Having worked very closely with Dr. Malpani for about a year now, I derive a lot of my learnings from him. And as someone who rates his investments not by the ROI or the Return on Investment, but by LOI or the Learning on Investment, it is only apt I share his learnings with founders and investors and hope they can also learn from his experience.
It only happens in movies
In the initial days, being an angel feels like a romantic fantasy - where you will write cheques to founders based on their vision, while sitting over coffee at a quaint shop, looking at a business model and strategy scribbled over the back of a paper napkin thinking you've discovered the next Google! With time, you understand that this is not only naive but also foolish. It only happens in movies. There are no violins, or eureka moments. Any founder who has interacted with an investor understands this quickly.
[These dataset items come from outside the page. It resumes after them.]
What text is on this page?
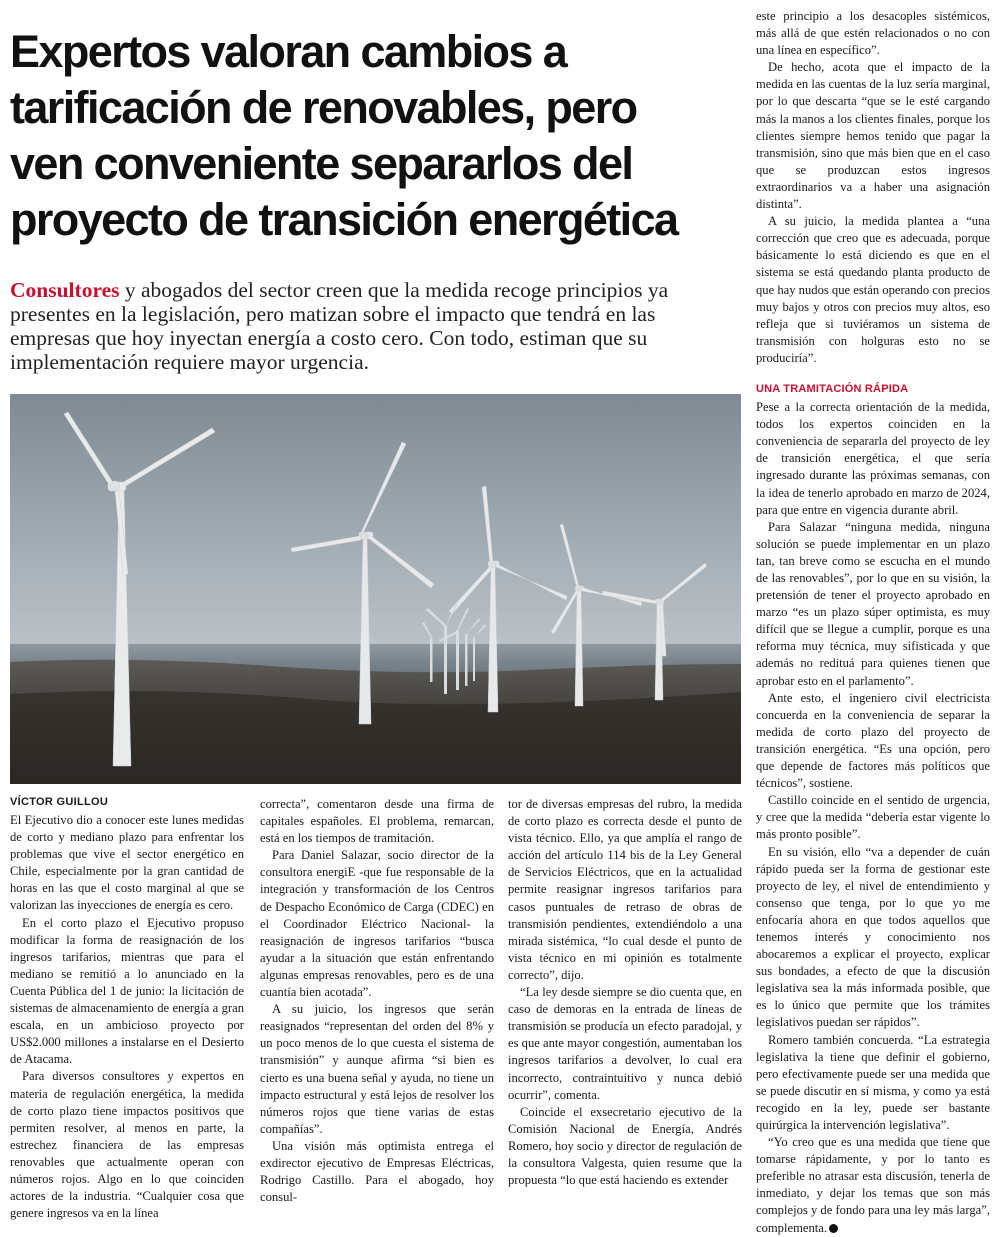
Expertos valoran cambios a
tarificación de renovables, pero
ven conveniente separarlos del
proyecto de transición energética

Consultores y abogados del sector creen que la medida recoge principios ya presentes en la legislación, pero matizan sobre el impacto que tendrá en las empresas que hoy inyectan energía a costo cero. Con todo, estiman que su implementación requiere mayor urgencia.

VÍCTOR GUILLOU

El Ejecutivo dio a conocer este lunes medidas de corto y mediano plazo para enfrentar los problemas que vive el sector energético en Chile, especialmente por la gran cantidad de horas en las que el costo marginal al que se valorizan las inyecciones de energía es cero.

En el corto plazo el Ejecutivo propuso modificar la forma de reasignación de los ingresos tarifarios, mientras que para el mediano se remitió a lo anunciado en la Cuenta Pública del 1 de junio: la licitación de sistemas de almacenamiento de energía a gran escala, en un ambicioso proyecto por US$2.000 millones a instalarse en el Desierto de Atacama.

Para diversos consultores y expertos en materia de regulación energética, la medida de corto plazo tiene impactos positivos que permiten resolver, al menos en parte, la estrechez financiera de las empresas renovables que actualmente operan con números rojos. Algo en lo que coinciden actores de la industria. “Cualquier cosa que genere ingresos va en la línea

correcta”, comentaron desde una firma de capitales españoles. El problema, remarcan, está en los tiempos de tramitación.

Para Daniel Salazar, socio director de la consultora energiE -que fue responsable de la integración y transformación de los Centros de Despacho Económico de Carga (CDEC) en el Coordinador Eléctrico Nacional- la reasignación de ingresos tarifarios “busca ayudar a la situación que están enfrentando algunas empresas renovables, pero es de una cuantía bien acotada”.

A su juicio, los ingresos que serán reasignados “representan del orden del 8% y un poco menos de lo que cuesta el sistema de transmisión” y aunque afirma “si bien es cierto es una buena señal y ayuda, no tiene un impacto estructural y está lejos de resolver los números rojos que tiene varias de estas compañías”.

Una visión más optimista entrega el exdirector ejecutivo de Empresas Eléctricas, Rodrigo Castillo. Para el abogado, hoy consul-

tor de diversas empresas del rubro, la medida de corto plazo es correcta desde el punto de vista técnico. Ello, ya que amplía el rango de acción del artículo 114 bis de la Ley General de Servicios Eléctricos, que en la actualidad permite reasignar ingresos tarifarios para casos puntuales de retraso de obras de transmisión pendientes, extendiéndolo a una mirada sistémica, “lo cual desde el punto de vista técnico en mi opinión es totalmente correcto”, dijo.

“La ley desde siempre se dio cuenta que, en caso de demoras en la entrada de líneas de transmisión se producía un efecto paradojal, y es que ante mayor congestión, aumentaban los ingresos tarifarios a devolver, lo cual era incorrecto, contraintuitivo y nunca debió ocurrir”, comenta.

Coincide el exsecretario ejecutivo de la Comisión Nacional de Energía, Andrés Romero, hoy socio y director de regulación de la consultora Valgesta, quien resume que la propuesta “lo que está haciendo es extender

este principio a los desacoples sistémicos, más allá de que estén relacionados o no con una línea en específico”.

De hecho, acota que el impacto de la medida en las cuentas de la luz sería marginal, por lo que descarta “que se le esté cargando más la manos a los clientes finales, porque los clientes siempre hemos tenido que pagar la transmisión, sino que más bien que en el caso que se produzcan estos ingresos extraordinarios va a haber una asignación distinta”.

A su juicio, la medida plantea a “una corrección que creo que es adecuada, porque básicamente lo está diciendo es que en el sistema se está quedando planta producto de que hay nudos que están operando con precios muy bajos y otros con precios muy altos, eso refleja que si tuviéramos un sistema de transmisión con holguras esto no se produciría”.

UNA TRAMITACIÓN RÁPIDA

Pese a la correcta orientación de la medida, todos los expertos coinciden en la conveniencia de separarla del proyecto de ley de transición energética, el que sería ingresado durante las próximas semanas, con la idea de tenerlo aprobado en marzo de 2024, para que entre en vigencia durante abril.

Para Salazar “ninguna medida, ninguna solución se puede implementar en un plazo tan, tan breve como se escucha en el mundo de las renovables”, por lo que en su visión, la pretensión de tener el proyecto aprobado en marzo “es un plazo súper optimista, es muy difícil que se llegue a cumplir, porque es una reforma muy técnica, muy sifisticada y que además no redituá para quienes tienen que aprobar esto en el parlamento”.

Ante esto, el ingeniero civil electricista concuerda en la conveniencia de separar la medida de corto plazo del proyecto de transición energética. “Es una opción, pero que depende de factores más políticos que técnicos”, sostiene.

Castillo coincide en el sentido de urgencia, y cree que la medida “debería estar vigente lo más pronto posible”.

En su visión, ello “va a depender de cuán rápido pueda ser la forma de gestionar este proyecto de ley, el nivel de entendimiento y consenso que tenga, por lo que yo me enfocaría ahora en que todos aquellos que tenemos interés y conocimiento nos abocaremos a explicar el proyecto, explicar sus bondades, a efecto de que la discusión legislativa sea la más informada posible, que es lo único que permite que los trámites legislativos puedan ser rápidos”.

Romero también concuerda. “La estrategia legislativa la tiene que definir el gobierno, pero efectivamente puede ser una medida que se puede discutir en sí misma, y como ya está recogido en la ley, puede ser bastante quirúrgica la intervención legislativa”.

“Yo creo que es una medida que tiene que tomarse rápidamente, y por lo tanto es preferible no atrasar esta discusión, tenerla de inmediato, y dejar los temas que son más complejos y de fondo para una ley más larga”, complementa. P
It’s the execution stupid!
Getting cool ideas is never enough. For the money lies in the execution. The idea of Google, if not implemented or executed would not have been worth a single penny today. And this is why we do not fuss so much about the ideas today. Yes, we admire and deeply respect creativity and innovation - but we understand that just those two things are neither sufficient nor necessary for the success of a startup. Moonshot ideas are fun to read about but extremely hard to pull off. We love simple ideas performed a million times consistently better than a half-assed moonshot!
Founder > Idea
It can be a mediocre idea, but a fantastic founder - and they can still make it big. But a fantastic idea coupled with a not so enterprising founder might not move the needle. It is the founder and not the idea that makes or breaks the company. If you can identify the right founders, you can increase the chances of success exponentially.
Good things take time
While we have become better and more organized over time, we know that evaluating an opportunity is a time-consuming and complicated exercise. In the past, we did pride ourselves on signing cheques quickly. But today, we are a bit more experienced than yesterday. We will say no quickly if it does not fit - candor is our greatest asset. At the same time, we will take our time before saying yes because we want to be on the same page with the founder and trust them.
Double or Nothing
We will double our bets when we think we have a winner. However, we will also pull the plugs on the loser and not continue investing in them.
Traction gets the Action
We have learned that the best way to reduce our risks is to ensure we invest in a company that has demonstrated traction. We look for companies that have paying customers, which means the product is (kind of) validated. We are no longer willing to fund just the idea, or the potential of it, we will only fund for scaling up!
Closing comments
The good thing is that the Indian startup ecosystem is still growing and there is room for many players to succeed. Everyone needs to identify their ideal role and stick to it. You can not be everything to everyone. Pick your best allies and work towards growth. For otherwise, you risk burning out due to unrealistic expectations!